Fillon, tu quoque…

A bas la Vème République ! Ils ne manquent pas ceux qui ont brandi cet étendard, dénonçant à tout va la nature autoritaire et anti-démocratique de cette Constitution voulue par de Gaulle. Vains efforts ! La Vème République non seulement a traversé les âges et les alternances, mais a progressivement aggravé ses traits les plus nocifs.

Et si Fillon, qui se veut héritier du Général, drapé de fidélité gaulliste et de lin blanc, était sur le point de lui porter le coup de grâce ? L'Histoire réserve parfois de ces surprises...

La clé de voûte de l'édifice, chacun le sait, c'est l'élection présidentielle.

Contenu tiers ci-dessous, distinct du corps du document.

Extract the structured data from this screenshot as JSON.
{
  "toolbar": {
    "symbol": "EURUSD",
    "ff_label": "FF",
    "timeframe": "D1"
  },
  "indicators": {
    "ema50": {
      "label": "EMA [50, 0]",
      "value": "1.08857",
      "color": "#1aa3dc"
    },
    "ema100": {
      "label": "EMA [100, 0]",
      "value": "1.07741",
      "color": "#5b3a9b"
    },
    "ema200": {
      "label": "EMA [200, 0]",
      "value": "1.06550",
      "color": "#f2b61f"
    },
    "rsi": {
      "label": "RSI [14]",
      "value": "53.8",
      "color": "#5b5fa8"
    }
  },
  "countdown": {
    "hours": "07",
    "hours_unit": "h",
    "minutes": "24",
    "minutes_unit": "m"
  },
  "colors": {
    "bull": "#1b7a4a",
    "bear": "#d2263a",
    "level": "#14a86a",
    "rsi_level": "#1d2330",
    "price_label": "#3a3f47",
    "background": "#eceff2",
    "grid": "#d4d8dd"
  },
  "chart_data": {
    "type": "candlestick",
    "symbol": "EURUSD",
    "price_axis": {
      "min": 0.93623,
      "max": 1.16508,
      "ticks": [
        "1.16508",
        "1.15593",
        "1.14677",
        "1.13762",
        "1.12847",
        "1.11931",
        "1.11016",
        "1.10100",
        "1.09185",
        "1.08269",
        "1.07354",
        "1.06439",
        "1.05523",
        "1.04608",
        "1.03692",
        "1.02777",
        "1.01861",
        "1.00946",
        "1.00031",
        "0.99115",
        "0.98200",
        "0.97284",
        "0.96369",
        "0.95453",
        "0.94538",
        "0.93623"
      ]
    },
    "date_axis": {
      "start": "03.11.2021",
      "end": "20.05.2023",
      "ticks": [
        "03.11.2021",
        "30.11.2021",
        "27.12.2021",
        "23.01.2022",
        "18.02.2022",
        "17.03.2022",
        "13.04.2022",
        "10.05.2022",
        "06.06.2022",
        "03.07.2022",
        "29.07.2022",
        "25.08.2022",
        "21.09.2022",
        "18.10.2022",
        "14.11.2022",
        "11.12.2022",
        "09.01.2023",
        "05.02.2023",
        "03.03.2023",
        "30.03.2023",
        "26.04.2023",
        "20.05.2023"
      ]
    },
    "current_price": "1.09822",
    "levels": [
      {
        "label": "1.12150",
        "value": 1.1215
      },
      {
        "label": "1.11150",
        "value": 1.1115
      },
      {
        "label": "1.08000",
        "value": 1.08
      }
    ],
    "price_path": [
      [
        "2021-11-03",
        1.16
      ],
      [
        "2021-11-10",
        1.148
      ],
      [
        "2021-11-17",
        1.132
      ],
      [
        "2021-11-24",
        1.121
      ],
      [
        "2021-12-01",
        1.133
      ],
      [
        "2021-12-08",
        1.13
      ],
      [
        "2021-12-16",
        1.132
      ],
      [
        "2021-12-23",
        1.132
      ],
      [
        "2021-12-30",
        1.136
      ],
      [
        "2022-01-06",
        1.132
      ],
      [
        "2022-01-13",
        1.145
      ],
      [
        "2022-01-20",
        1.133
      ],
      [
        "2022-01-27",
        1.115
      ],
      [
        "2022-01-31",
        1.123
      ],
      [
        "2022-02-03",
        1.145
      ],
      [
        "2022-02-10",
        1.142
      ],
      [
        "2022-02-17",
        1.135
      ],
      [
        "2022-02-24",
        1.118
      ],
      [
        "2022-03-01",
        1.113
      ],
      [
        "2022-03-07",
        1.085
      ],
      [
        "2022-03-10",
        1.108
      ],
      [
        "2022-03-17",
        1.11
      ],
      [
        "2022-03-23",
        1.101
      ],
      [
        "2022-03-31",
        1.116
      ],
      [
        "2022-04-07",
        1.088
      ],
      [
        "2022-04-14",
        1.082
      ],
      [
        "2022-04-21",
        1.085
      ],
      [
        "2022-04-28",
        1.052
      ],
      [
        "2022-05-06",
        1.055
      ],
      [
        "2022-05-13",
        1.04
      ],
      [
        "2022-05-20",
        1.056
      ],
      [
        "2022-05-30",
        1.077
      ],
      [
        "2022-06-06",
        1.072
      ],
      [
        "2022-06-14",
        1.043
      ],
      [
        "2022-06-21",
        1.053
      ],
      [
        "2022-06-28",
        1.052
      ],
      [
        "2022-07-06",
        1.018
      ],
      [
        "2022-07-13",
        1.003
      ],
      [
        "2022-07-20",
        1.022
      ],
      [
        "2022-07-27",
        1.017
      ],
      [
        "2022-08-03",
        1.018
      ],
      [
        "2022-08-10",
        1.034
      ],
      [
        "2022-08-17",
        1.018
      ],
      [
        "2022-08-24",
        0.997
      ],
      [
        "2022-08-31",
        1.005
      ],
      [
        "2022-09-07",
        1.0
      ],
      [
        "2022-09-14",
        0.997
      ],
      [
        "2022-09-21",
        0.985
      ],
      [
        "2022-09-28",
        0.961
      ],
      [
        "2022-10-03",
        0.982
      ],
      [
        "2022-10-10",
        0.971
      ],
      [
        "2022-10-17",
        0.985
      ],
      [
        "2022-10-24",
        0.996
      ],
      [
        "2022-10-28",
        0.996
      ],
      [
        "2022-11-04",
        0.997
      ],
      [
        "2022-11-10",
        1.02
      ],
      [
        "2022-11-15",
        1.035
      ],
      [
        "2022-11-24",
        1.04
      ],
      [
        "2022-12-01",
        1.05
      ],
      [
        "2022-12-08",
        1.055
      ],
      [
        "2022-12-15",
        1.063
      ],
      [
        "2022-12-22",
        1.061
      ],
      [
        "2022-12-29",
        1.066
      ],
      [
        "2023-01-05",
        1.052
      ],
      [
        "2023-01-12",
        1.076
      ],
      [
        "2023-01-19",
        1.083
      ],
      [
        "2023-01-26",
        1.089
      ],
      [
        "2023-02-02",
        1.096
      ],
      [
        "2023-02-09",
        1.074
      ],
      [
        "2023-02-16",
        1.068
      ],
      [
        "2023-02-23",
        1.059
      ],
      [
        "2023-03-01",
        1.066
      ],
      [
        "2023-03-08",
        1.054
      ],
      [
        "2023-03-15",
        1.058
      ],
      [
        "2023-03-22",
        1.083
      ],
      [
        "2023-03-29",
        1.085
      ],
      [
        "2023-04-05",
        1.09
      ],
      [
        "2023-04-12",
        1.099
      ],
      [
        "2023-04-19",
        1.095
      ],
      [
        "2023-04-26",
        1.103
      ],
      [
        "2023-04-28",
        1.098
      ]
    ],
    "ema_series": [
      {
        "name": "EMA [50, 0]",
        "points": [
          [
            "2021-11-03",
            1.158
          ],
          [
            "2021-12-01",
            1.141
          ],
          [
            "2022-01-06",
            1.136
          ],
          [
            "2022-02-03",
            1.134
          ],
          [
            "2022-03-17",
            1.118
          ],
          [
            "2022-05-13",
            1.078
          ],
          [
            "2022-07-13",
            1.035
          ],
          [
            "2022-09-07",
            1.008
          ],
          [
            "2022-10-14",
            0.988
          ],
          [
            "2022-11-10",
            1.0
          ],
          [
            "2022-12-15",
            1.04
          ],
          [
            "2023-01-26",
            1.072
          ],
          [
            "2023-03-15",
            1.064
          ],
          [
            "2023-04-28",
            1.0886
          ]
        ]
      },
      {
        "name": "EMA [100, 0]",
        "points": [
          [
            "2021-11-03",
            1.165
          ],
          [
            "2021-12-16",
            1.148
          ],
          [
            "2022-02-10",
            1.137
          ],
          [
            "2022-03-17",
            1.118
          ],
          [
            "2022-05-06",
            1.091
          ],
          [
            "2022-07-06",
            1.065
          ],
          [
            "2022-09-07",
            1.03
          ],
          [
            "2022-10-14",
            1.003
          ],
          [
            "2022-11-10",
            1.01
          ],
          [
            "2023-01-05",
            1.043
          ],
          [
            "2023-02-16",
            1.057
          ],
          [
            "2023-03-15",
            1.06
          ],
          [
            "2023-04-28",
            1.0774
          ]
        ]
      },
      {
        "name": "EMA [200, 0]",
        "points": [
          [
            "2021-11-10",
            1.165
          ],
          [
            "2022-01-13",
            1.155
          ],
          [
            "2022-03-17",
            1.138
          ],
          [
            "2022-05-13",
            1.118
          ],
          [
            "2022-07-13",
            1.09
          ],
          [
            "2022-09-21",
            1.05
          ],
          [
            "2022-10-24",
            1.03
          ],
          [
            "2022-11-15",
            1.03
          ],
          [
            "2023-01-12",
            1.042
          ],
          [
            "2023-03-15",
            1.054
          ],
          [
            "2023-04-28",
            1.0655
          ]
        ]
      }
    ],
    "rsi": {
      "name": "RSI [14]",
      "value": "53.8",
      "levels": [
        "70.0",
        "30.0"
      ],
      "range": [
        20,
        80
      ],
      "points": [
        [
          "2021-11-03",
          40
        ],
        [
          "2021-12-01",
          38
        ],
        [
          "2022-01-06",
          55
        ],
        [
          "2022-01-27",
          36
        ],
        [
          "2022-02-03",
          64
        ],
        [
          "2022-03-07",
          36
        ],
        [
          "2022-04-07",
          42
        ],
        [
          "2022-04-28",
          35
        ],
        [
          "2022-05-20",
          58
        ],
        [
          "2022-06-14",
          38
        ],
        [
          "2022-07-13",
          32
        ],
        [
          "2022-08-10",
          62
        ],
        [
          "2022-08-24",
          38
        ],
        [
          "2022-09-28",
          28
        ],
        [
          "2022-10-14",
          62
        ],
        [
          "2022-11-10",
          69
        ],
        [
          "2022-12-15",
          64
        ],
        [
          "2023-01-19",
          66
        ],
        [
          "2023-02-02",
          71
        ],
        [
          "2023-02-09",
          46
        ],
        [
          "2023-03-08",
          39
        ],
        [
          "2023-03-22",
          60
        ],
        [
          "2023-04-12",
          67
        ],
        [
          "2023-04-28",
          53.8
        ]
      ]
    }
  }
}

Pour 2017, nous avons droit à la mise en œuvre de deux procédures.
L'une des primaires. On les a saluées comme le remède miracle au mal profond qui frappe les partis politiques, et au-delà la participation aux élections. Les Républicains et le Parti socialiste se sont pliés à l'exercice. Avec une ambiguïté : est-ce en finir avec les partis ou est-ce les relégitimer ?

L'autre de la rencontre avec le peuple. Sans la médiation ni des partis ni d'une procédure élective, il s'agit d'établir une relation directe entre le peuple et un homme ou une femme, qu'on dira providentiel. Cette fois il semble qu'on soit nettement dans la fidélité à l'esprit de la Vème République telle que voulue par de Gaulle (mais l'habit est, bien sûr, un peu ample)…

Voici, désignés via les primaires, François Fillon et Benoît Hamon, et dans l'ordre providentiel Jean-Luc Mélenchon, Emmanuel Macron et Marine Le Pen… Ainsi que quelques outsiders désignés par leurs partis ou par eux-mêmes, mais dont tout indique qu'on a le droit de s'en désintéresser.

Le problème est ailleurs.
Le remède des primaires se révèle être un poison. Pour les deux partis régissant l'alternance, elles ont conduit à désigner un candidat en délicatesse avec eux. Pour Les Républicains, le bon candidat pour la présidentielle devait être Juppé. Ce fut Fillon. Pour le PS, Valls était à même, une fois Hollande retiré du jeu, d'assurer la continuité de la politique du parti. Ce fut ce frondeur de Hamon.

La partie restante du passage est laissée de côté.